Dopo aver suonato e collaborato con svariate band della scena indie sarda ( Trees of mint, Virus in Pachyderm, Lupe Velez, Malatroxia, Diverting Duo) nel 2003 Nicola decide di allontanarsi temporaneamente dalle altre band e di consolidare il suo nuovo progetto;
Dopo la composizione dei primi brani in chiave “pop folk” inizia ad esibirsi sotto il nome d’arte Dainocova.
Fino al 2008 viaggia per l'Europa dai Paesi dell'est fino a Parigi, passando per Vienna e la Germania.

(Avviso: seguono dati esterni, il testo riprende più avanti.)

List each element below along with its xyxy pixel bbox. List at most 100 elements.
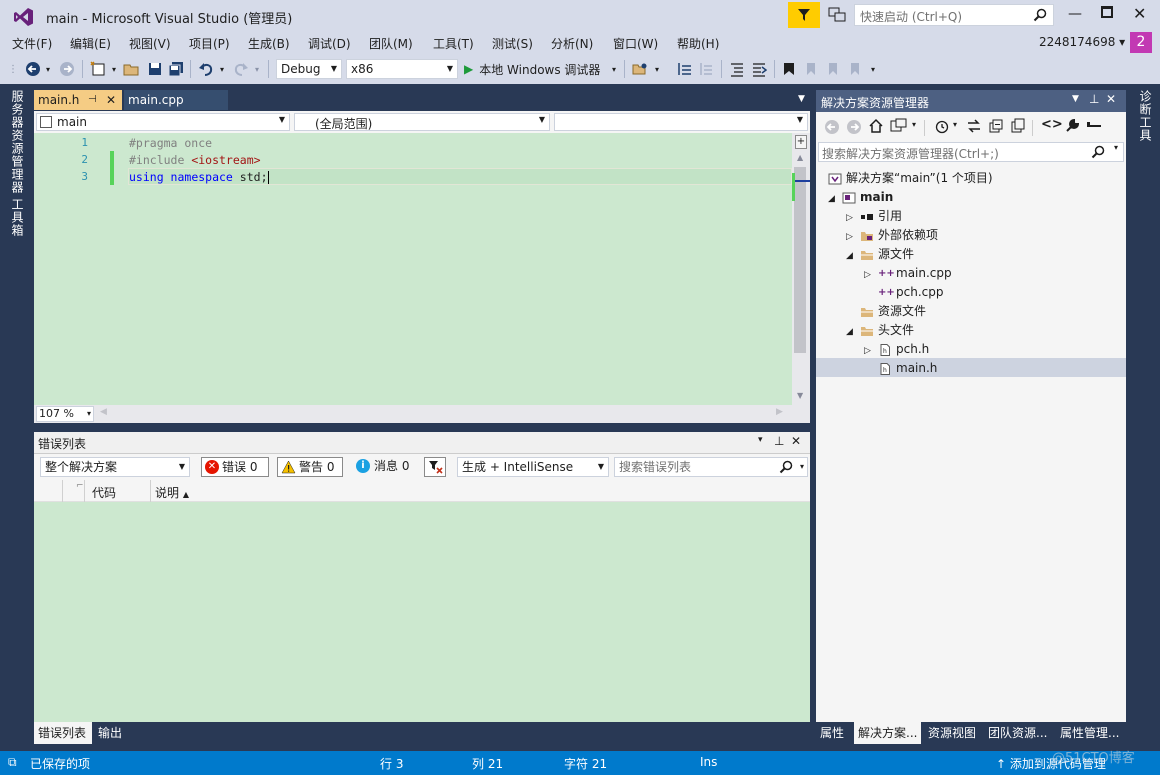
undo-dropdown[interactable]: ▾: [217, 59, 227, 79]
status-insert-mode[interactable]: Ins: [700, 755, 717, 769]
user-account[interactable]: 2248174698 ▾: [1039, 35, 1125, 49]
close-tab-icon[interactable]: ✕: [106, 90, 116, 110]
menu-build[interactable]: 生成(B): [248, 35, 290, 52]
switch-views-icon[interactable]: [890, 118, 908, 134]
messages-filter-button[interactable]: i 消息 0: [352, 457, 416, 477]
uncomment-button[interactable]: [750, 59, 768, 79]
pending-changes-dropdown[interactable]: ▾: [953, 120, 957, 129]
search-options-dropdown[interactable]: ▾: [1114, 143, 1118, 152]
clear-bookmarks-button[interactable]: [846, 59, 864, 79]
save-all-button[interactable]: [167, 59, 185, 79]
diagnostics-tab[interactable]: 诊断工具: [1137, 90, 1154, 142]
scroll-left-arrow[interactable]: ◀: [100, 407, 107, 417]
pin-icon[interactable]: ⊥: [1089, 92, 1099, 106]
maximize-button[interactable]: [1101, 6, 1113, 18]
new-item-dropdown[interactable]: ▾: [109, 59, 119, 79]
zoom-dropdown[interactable]: 107 % ▾: [36, 406, 94, 422]
next-bookmark-button[interactable]: [824, 59, 842, 79]
toolbar-overflow-button[interactable]: ▾: [868, 59, 878, 79]
pin-icon[interactable]: ⊣: [88, 90, 97, 110]
back-dropdown[interactable]: ▾: [43, 59, 53, 79]
sync-icon[interactable]: [966, 118, 982, 134]
menu-edit[interactable]: 编辑(E): [70, 35, 111, 52]
errors-filter-button[interactable]: ✕ 错误 0: [201, 457, 269, 477]
tab-overflow-dropdown[interactable]: ▼: [798, 94, 805, 104]
notification-badge[interactable]: 2: [1130, 32, 1152, 53]
search-options-dropdown[interactable]: ▾: [800, 458, 804, 476]
tree-node-main-h[interactable]: h main.h: [864, 359, 937, 378]
scroll-up-arrow[interactable]: ▲: [797, 153, 803, 162]
pending-changes-icon[interactable]: [934, 118, 950, 134]
save-button[interactable]: [146, 59, 164, 79]
switch-views-dropdown[interactable]: ▾: [912, 120, 916, 129]
expanded-chevron-icon[interactable]: ◢: [828, 190, 842, 209]
scroll-down-arrow[interactable]: ▼: [797, 391, 803, 400]
toggle-breakpoints-button[interactable]: [697, 59, 715, 79]
filter-errors-button[interactable]: [424, 457, 446, 477]
solution-search-input[interactable]: 搜索解决方案资源管理器(Ctrl+;) ▾: [818, 142, 1124, 162]
tab-error-list[interactable]: 错误列表: [34, 722, 92, 744]
tab-main-cpp[interactable]: main.cpp: [124, 90, 228, 110]
notifications-filter-button[interactable]: [788, 2, 820, 28]
browse-dropdown[interactable]: ▾: [652, 59, 662, 79]
scroll-thumb[interactable]: [794, 167, 806, 353]
forward-arrow-icon[interactable]: [846, 119, 862, 135]
comment-out-button[interactable]: [728, 59, 746, 79]
close-panel-icon[interactable]: ✕: [1106, 92, 1116, 106]
menu-analyze[interactable]: 分析(N): [551, 35, 593, 52]
toolbar-grip[interactable]: ⋮: [8, 59, 18, 79]
build-filter-select[interactable]: 生成 + IntelliSense ▼: [457, 457, 609, 477]
quick-launch-input[interactable]: 快速启动 (Ctrl+Q): [854, 4, 1054, 26]
column-chooser-icon[interactable]: ⌐: [76, 481, 84, 491]
home-icon[interactable]: [868, 118, 884, 134]
code-line[interactable]: using namespace std;: [129, 170, 269, 184]
solution-config-select[interactable]: Debug ▼: [276, 59, 342, 79]
view-code-icon[interactable]: <>: [1041, 117, 1063, 132]
scroll-right-arrow[interactable]: ▶: [776, 407, 783, 417]
tree-node-source-files[interactable]: ◢ 源文件: [846, 245, 914, 264]
window-position-dropdown[interactable]: ▼: [1072, 94, 1079, 104]
tree-node-references[interactable]: ▷ 引用: [846, 207, 902, 226]
close-window-button[interactable]: ✕: [1133, 4, 1146, 23]
tab-resource-view[interactable]: 资源视图: [924, 722, 980, 744]
tab-properties[interactable]: 属性: [816, 722, 848, 744]
column-code[interactable]: 代码: [92, 484, 116, 501]
menu-file[interactable]: 文件(F): [12, 35, 52, 52]
menu-help[interactable]: 帮助(H): [677, 35, 719, 52]
step-into-button[interactable]: [676, 59, 694, 79]
scope-dropdown[interactable]: (全局范围) ▼: [294, 113, 550, 131]
start-debugging-button[interactable]: ▶ 本地 Windows 调试器: [464, 59, 614, 79]
tree-node-solution[interactable]: 解决方案“main”(1 个项目): [828, 169, 993, 188]
redo-dropdown[interactable]: ▾: [252, 59, 262, 79]
browse-button[interactable]: [630, 59, 650, 79]
tree-node-pch-cpp[interactable]: ++pch.cpp: [864, 283, 943, 302]
pin-icon[interactable]: ⊥: [774, 434, 784, 448]
tab-output[interactable]: 输出: [94, 722, 126, 744]
code-line[interactable]: #pragma once: [129, 136, 212, 150]
menu-project[interactable]: 项目(P): [189, 35, 230, 52]
tab-main-h[interactable]: main.h ⊣ ✕: [34, 90, 122, 110]
code-editor[interactable]: 1 2 3 #pragma once #include <iostream> u…: [34, 133, 792, 405]
close-panel-icon[interactable]: ✕: [791, 434, 801, 448]
open-file-button[interactable]: [122, 59, 142, 79]
tree-node-pch-h[interactable]: ▷ h pch.h: [864, 340, 929, 359]
debug-target-dropdown[interactable]: ▾: [609, 59, 619, 79]
server-explorer-tab[interactable]: 服务器资源管理器: [9, 90, 26, 194]
prev-bookmark-button[interactable]: [802, 59, 820, 79]
navigate-forward-button[interactable]: [58, 59, 76, 79]
navigate-back-button[interactable]: [24, 59, 42, 79]
menu-window[interactable]: 窗口(W): [613, 35, 658, 52]
menu-test[interactable]: 测试(S): [492, 35, 533, 52]
tree-node-resource-files[interactable]: 资源文件: [846, 302, 926, 321]
menu-debug[interactable]: 调试(D): [308, 35, 351, 52]
new-project-button[interactable]: [88, 59, 108, 79]
minimize-button[interactable]: —: [1068, 6, 1082, 22]
project-dropdown[interactable]: main ▼: [36, 113, 290, 131]
warnings-filter-button[interactable]: 警告 0: [277, 457, 343, 477]
tree-node-project[interactable]: ◢ main: [828, 188, 893, 207]
expanded-chevron-icon[interactable]: ◢: [846, 323, 860, 342]
back-arrow-icon[interactable]: [824, 119, 840, 135]
tree-node-external-deps[interactable]: ▷ 外部依赖项: [846, 226, 938, 245]
menu-tools[interactable]: 工具(T): [433, 35, 474, 52]
editor-vertical-scrollbar[interactable]: + ▲ ▼: [792, 133, 810, 405]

Succesivamente si trasferisce per un anno in Australia, per due ad Atene e infine a Torino, continua a comporre, affinando le tecniche e includendo ciclicamente la pittura che ne completa l' immaginario.
Tra i live piu importanti ci sono:
Athens Popfest 2005 (Athens)
Small music teather 2005 (Athens)
Basker Festival 2006 (Ferrara)
opening act per Marta sui tubi 2007 Calypso (CA)
Here I stay festival 2007 Guspini (Or)
Hiroshima Mon amour 2008 (To) opening act per Gatto ciliegia e il grande freddo
Karel Music Expo' 2008 Teatro civico(CA)
“opening act per le Luci della Centrale elettrica e Joe Lalli (Fugazi)”
Sesto senso Dainocova e Chewingum 2009 (Bo)
Condorito (Cn) per la rassegna dedicata a Tenco 2009 “Chi mi ha insegnato”
Nel 2009 inzia lavorazione del suo primo disco intitolato Fuga da scuola, registrato da Gabriele Boi (ex Rippers, Mojomatics) presso lo Sleepwalkers studio e successivamente missato all' Head Natural Quarter di Manuel Fusaroli (Max Stirner).
Il disco è composto da dieci brani e vede la partecipazione di Andrea Siddu (Plasma Expander) alla batteria, Luca Gambula (The Flying Sebadas) alla chitarra, Luigi Zoccheddu ( June) basso e cori.
Dainocova è un personaggio che ho conosciuto qualche tempo fa.
Lo incontrai per caso su un traghetto che attraversava la baia di Sydney dove lavorava come uomo di fatica , i colleghi lo chimavano cosi: "he Dainocova".
Credo di non aver mai visto una persona dall'aspetto cosi terrificante.
Il mostro di un fumetto!
Nonstante ciò mi trasmise subito una certa sicurezza mentre lo sentivo biascicare ridacchiante che il suo nome era Dino , Dino Cova.
La sua è la storia come quella di mille anime in perenne movimento.
Un vincente che sa perdere , con il suo occhio spettatore ha già visitato passato e futuro.
Viene dal mare, attraversa la terra ferma per conoscere le genti, parlare alle stagioni, amare le donne e nel mare.... ci torna puntualmente a morire.
So Tutto questo di lui perchè è da quel momento che Dainocova ha iniziato ad albergare in me e mentre scrivo, disegno,viaggio e faccio concerti,
continua irriediabilmente a metterci il suo zampino!